AI cannot learn from data it cannot see.
This is not a software problem. No analytics platform, however sophisticated, can analyze data it cannot access. It is a network architecture problem. The infrastructure that connects your systems determines what your AI tools can and cannot do. A stadium running on separate, parallel networks is a stadium where the intelligence layer is working with one hand tied behind its back.
The solution is what the industry calls a converged network. Instead of running separate systems for separate functions, a converged network routes everything across a single shared IP infrastructure. One network carries ticketing, audio, video, point-of-sale, access control, and building systems together. When data from all of those sources flows across the same infrastructure, it can be collected, compared, and analyzed as a whole.
That is when AI becomes genuinely useful in a venue. Not because the software got smarter, but because the network finally gives it access to the full picture instead of isolated fragments.
It is also worth being precise about what AI actually replaces in a stadium. Most venues already collect enormous amounts of data. The obstacle was never the data. The obstacle was the people required to interpret it quickly enough to act on it. AI removes that bottleneck. It does not make your access points obsolete. It makes the human analysis layer obsolete. Your existing hardware may have more useful life than a simple obsolescence argument implies. What changes is whether it is connected in a way that lets AI do anything with what it collects.
The investment question worth asking
The technology industry has already made its decision about the intelligence. AI tools are subscriptions. That model is established. The acceleration Huang’s Law describes is exactly why: when capability is improving this fast, nobody wants to own last year’s version.
The less examined question is the one underneath it. The network infrastructure in your building was almost certainly designed in a Moore’s Law world, built to carry specific systems, depreciated on a long schedule, and expected to last. It may still be functioning exactly as designed. The issue is that “functioning as designed” no longer means “capable of carrying what the market now offers.”

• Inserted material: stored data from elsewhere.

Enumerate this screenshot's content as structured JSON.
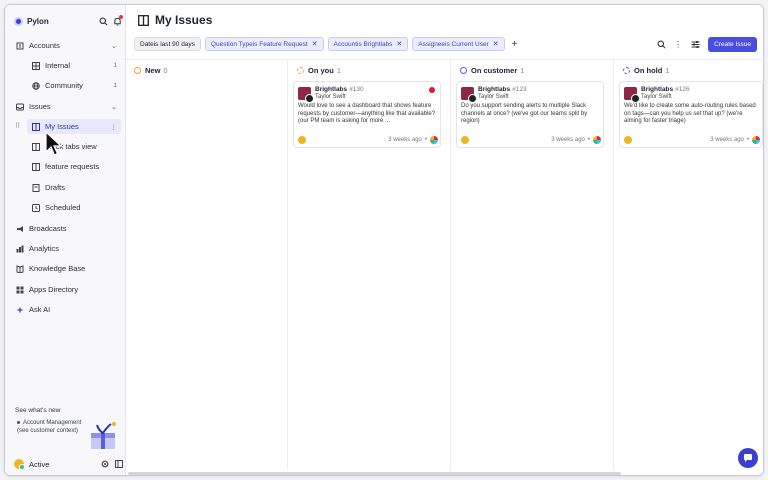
{
  "app": {
    "name": "Pylon"
  },
  "sidebar": {
    "items": [
      {
        "label": "Accounts",
        "icon": "building-icon",
        "expanded": true
      },
      {
        "label": "Internal",
        "icon": "table-icon",
        "count": "1"
      },
      {
        "label": "Community",
        "icon": "globe-icon",
        "count": "1"
      },
      {
        "label": "Issues",
        "icon": "inbox-icon",
        "expanded": true
      },
      {
        "label": "My Issues",
        "icon": "kanban-icon",
        "active": true
      },
      {
        "label": "Slack tabs view",
        "icon": "kanban-icon"
      },
      {
        "label": "feature requests",
        "icon": "kanban-icon"
      },
      {
        "label": "Drafts",
        "icon": "draft-icon"
      },
      {
        "label": "Scheduled",
        "icon": "clock-icon"
      },
      {
        "label": "Broadcasts",
        "icon": "megaphone-icon"
      },
      {
        "label": "Analytics",
        "icon": "chart-icon"
      },
      {
        "label": "Knowledge Base",
        "icon": "book-icon"
      },
      {
        "label": "Apps Directory",
        "icon": "grid-icon"
      },
      {
        "label": "Ask AI",
        "icon": "sparkle-icon"
      }
    ],
    "whats_new_title": "See what's new",
    "whats_new_item": "Account Management (see customer context)",
    "user_status": "Active"
  },
  "main": {
    "title": "My Issues",
    "filters": [
      {
        "prefix": "Date",
        "text": " is last 90 days",
        "style": "plain"
      },
      {
        "prefix": "Question Type",
        "text": " is Feature Request",
        "style": "blue"
      },
      {
        "prefix": "Account",
        "text": " is Brightlabs",
        "style": "blue"
      },
      {
        "prefix": "Assignee",
        "text": " is Current User",
        "style": "blue"
      }
    ],
    "create_button": "Create Issue",
    "columns": [
      {
        "name": "New",
        "count": "0",
        "color": "#e8a33d",
        "cards": []
      },
      {
        "name": "On you",
        "count": "1",
        "color": "#e8a33d",
        "cards": [
          {
            "company": "Brightlabs",
            "number": "#130",
            "person": "Taylor Swift",
            "urgent": true,
            "body": "Would love to see a dashboard that shows feature requests by customer—anything like that available? (our PM team is asking for more ...",
            "time": "3 weeks ago"
          }
        ]
      },
      {
        "name": "On customer",
        "count": "1",
        "color": "#5a5fd8",
        "cards": [
          {
            "company": "Brightlabs",
            "number": "#123",
            "person": "Taylor Swift",
            "urgent": false,
            "body": "Do you support sending alerts to multiple Slack channels at once? (we've got our teams split by region)",
            "time": "3 weeks ago"
          }
        ]
      },
      {
        "name": "On hold",
        "count": "1",
        "color": "#5a5fd8",
        "cards": [
          {
            "company": "Brightlabs",
            "number": "#126",
            "person": "Taylor Swift",
            "urgent": false,
            "body": "We'd like to create some auto-routing rules based on tags—can you help us set that up? (we're aiming for faster triage)",
            "time": "3 weeks ago"
          }
        ]
      }
    ]
  },
  "colors": {
    "accent": "#4a4ee0",
    "active_bg": "#e7e8fb",
    "urgent": "#d71f2c",
    "company_logo": "#8c2744"
  }
}
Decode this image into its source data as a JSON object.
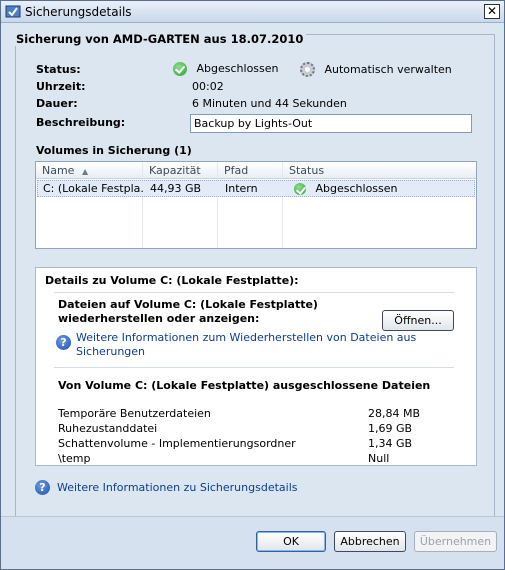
{
  "window": {
    "title": "Sicherungsdetails",
    "close_glyph": "✕"
  },
  "group": {
    "legend": "Sicherung von AMD-GARTEN aus 18.07.2010",
    "status_label": "Status:",
    "status_value": "Abgeschlossen",
    "managed_label": "Automatisch verwalten",
    "time_label": "Uhrzeit:",
    "time_value": "00:02",
    "duration_label": "Dauer:",
    "duration_value": "6 Minuten und 44 Sekunden",
    "description_label": "Beschreibung:",
    "description_value": "Backup by Lights-Out"
  },
  "volumes": {
    "heading": "Volumes in Sicherung (1)",
    "columns": [
      "Name",
      "Kapazität",
      "Pfad",
      "Status"
    ],
    "sort_glyph": "▲",
    "rows": [
      {
        "name": "C: (Lokale Festpla...",
        "capacity": "44,93 GB",
        "path": "Intern",
        "status": "Abgeschlossen"
      }
    ]
  },
  "details": {
    "heading": "Details zu Volume C: (Lokale Festplatte):",
    "restore_line1": "Dateien auf Volume C: (Lokale Festplatte)",
    "restore_line2": "wiederherstellen oder anzeigen:",
    "open_button": "Öffnen...",
    "info_link_line1": "Weitere Informationen zum Wiederherstellen von Dateien aus",
    "info_link_line2": "Sicherungen",
    "excluded_heading": "Von Volume C: (Lokale Festplatte) ausgeschlossene Dateien",
    "excluded": [
      {
        "name": "Temporäre Benutzerdateien",
        "size": "28,84 MB"
      },
      {
        "name": "Ruhezustanddatei",
        "size": "1,69 GB"
      },
      {
        "name": "Schattenvolume - Implementierungsordner",
        "size": "1,34 GB"
      },
      {
        "name": "\\temp",
        "size": "Null"
      }
    ]
  },
  "footer_link": "Weitere Informationen zu Sicherungsdetails",
  "buttons": {
    "ok": "OK",
    "cancel": "Abbrechen",
    "apply": "Übernehmen"
  },
  "colors": {
    "accent_link": "#0b3e8c",
    "status_ok": "#2f9a2f",
    "dialog_bg": "#dce6f1"
  }
}
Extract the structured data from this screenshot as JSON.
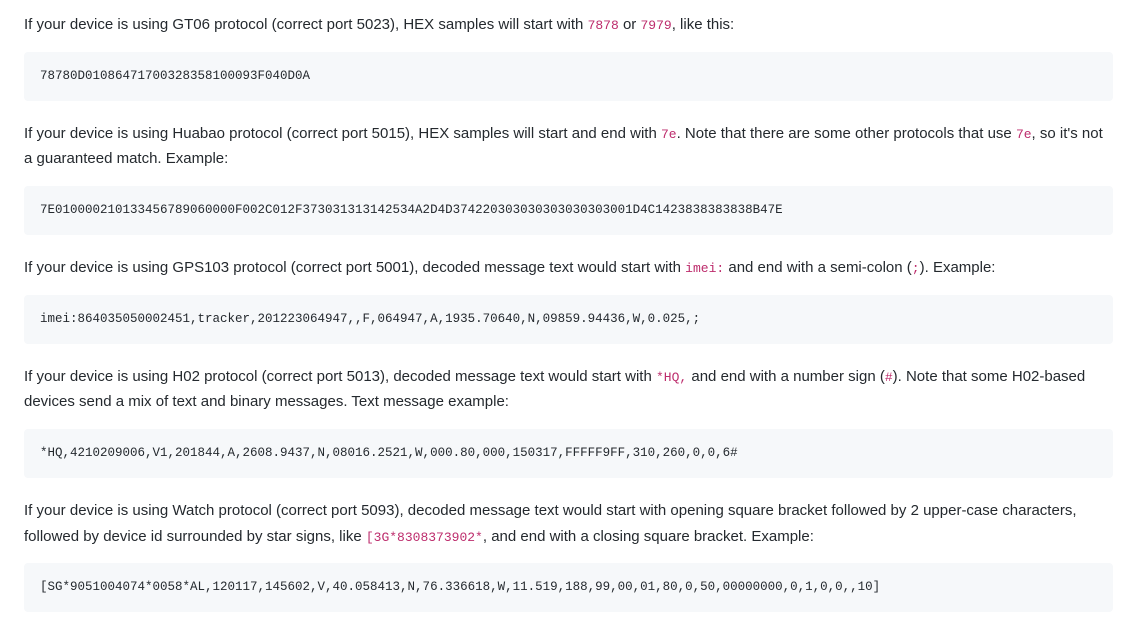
{
  "p1": {
    "a": "If your device is using GT06 protocol (correct port 5023), HEX samples will start with ",
    "c1": "7878",
    "b": " or ",
    "c2": "7979",
    "c": ", like this:"
  },
  "block1": "78780D01086471700328358100093F040D0A",
  "p2": {
    "a": "If your device is using Huabao protocol (correct port 5015), HEX samples will start and end with ",
    "c1": "7e",
    "b": ". Note that there are some other protocols that use ",
    "c2": "7e",
    "c": ", so it's not a guaranteed match. Example:"
  },
  "block2": "7E010000210133456789060000F002C012F373031313142534A2D4D374220303030303030303001D4C1423838383838B47E",
  "p3": {
    "a": "If your device is using GPS103 protocol (correct port 5001), decoded message text would start with ",
    "c1": "imei:",
    "b": " and end with a semi-colon (",
    "c2": ";",
    "c": "). Example:"
  },
  "block3": "imei:864035050002451,tracker,201223064947,,F,064947,A,1935.70640,N,09859.94436,W,0.025,;",
  "p4": {
    "a": "If your device is using H02 protocol (correct port 5013), decoded message text would start with ",
    "c1": "*HQ,",
    "b": " and end with a number sign (",
    "c2": "#",
    "c": "). Note that some H02-based devices send a mix of text and binary messages. Text message example:"
  },
  "block4": "*HQ,4210209006,V1,201844,A,2608.9437,N,08016.2521,W,000.80,000,150317,FFFFF9FF,310,260,0,0,6#",
  "p5": {
    "a": "If your device is using Watch protocol (correct port 5093), decoded message text would start with opening square bracket followed by 2 upper-case characters, followed by device id surrounded by star signs, like ",
    "c1": "[3G*8308373902*",
    "b": ", and end with a closing square bracket. Example:"
  },
  "block5": "[SG*9051004074*0058*AL,120117,145602,V,40.058413,N,76.336618,W,11.519,188,99,00,01,80,0,50,00000000,0,1,0,0,,10]"
}
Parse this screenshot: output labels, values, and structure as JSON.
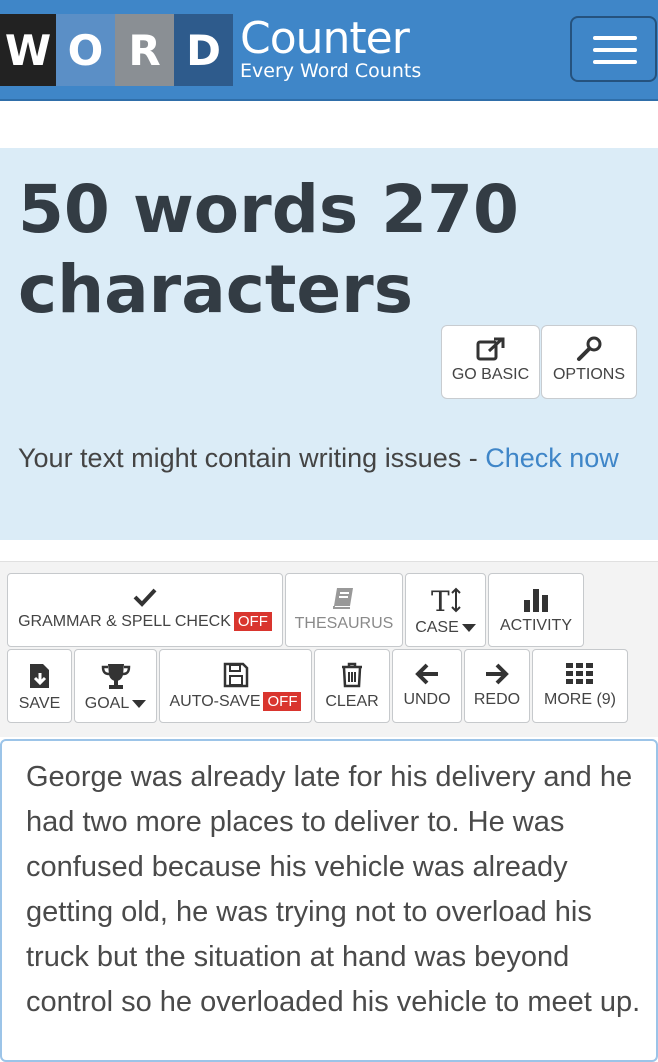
{
  "header": {
    "logo_letters": [
      "W",
      "O",
      "R",
      "D"
    ],
    "logo_word": "Counter",
    "tagline": "Every Word Counts"
  },
  "stats": {
    "count_line": "50 words 270 characters",
    "buttons": {
      "go_basic": "GO BASIC",
      "options": "OPTIONS"
    },
    "issue_text": "Your text might contain writing issues - ",
    "issue_link": "Check now"
  },
  "toolbar": {
    "grammar": "GRAMMAR & SPELL CHECK",
    "grammar_state": "OFF",
    "thesaurus": "THESAURUS",
    "case": "CASE",
    "activity": "ACTIVITY",
    "save": "SAVE",
    "goal": "GOAL",
    "autosave": "AUTO-SAVE",
    "autosave_state": "OFF",
    "clear": "CLEAR",
    "undo": "UNDO",
    "redo": "REDO",
    "more": "MORE (9)"
  },
  "editor": {
    "text": "George was already late for his delivery and he had two more places to deliver to. He was confused because his vehicle was already getting old, he was trying not to overload his truck but the situation at hand was beyond control so he overloaded his vehicle to meet up."
  },
  "colors": {
    "header_bg": "#3f86c8",
    "stats_bg": "#dbecf7",
    "off_badge": "#d9352e",
    "link": "#3f86c8"
  },
  "icons": [
    "hamburger-menu-icon",
    "external-link-icon",
    "wrench-icon",
    "checkmark-icon",
    "book-icon",
    "text-case-icon",
    "bar-chart-icon",
    "download-file-icon",
    "trophy-icon",
    "floppy-disk-icon",
    "trash-icon",
    "arrow-left-icon",
    "arrow-right-icon",
    "grid-icon"
  ]
}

A stadium owner who subscribes to AI-powered analytics tools but runs them on a fragmented, siloed network is paying for capability the infrastructure cannot deliver. The bottleneck is not the software. It is in the foundation.
That is the question Huang’s Law is forcing into the open: not whether to invest in intelligence, but whether the network you built to carry Moore’s Law technology is ready to carry Huang’s.
Answering this honestly, before the next renovation or the next technology contract, may be the most consequential infrastructure decision a venue owner makes in this decade.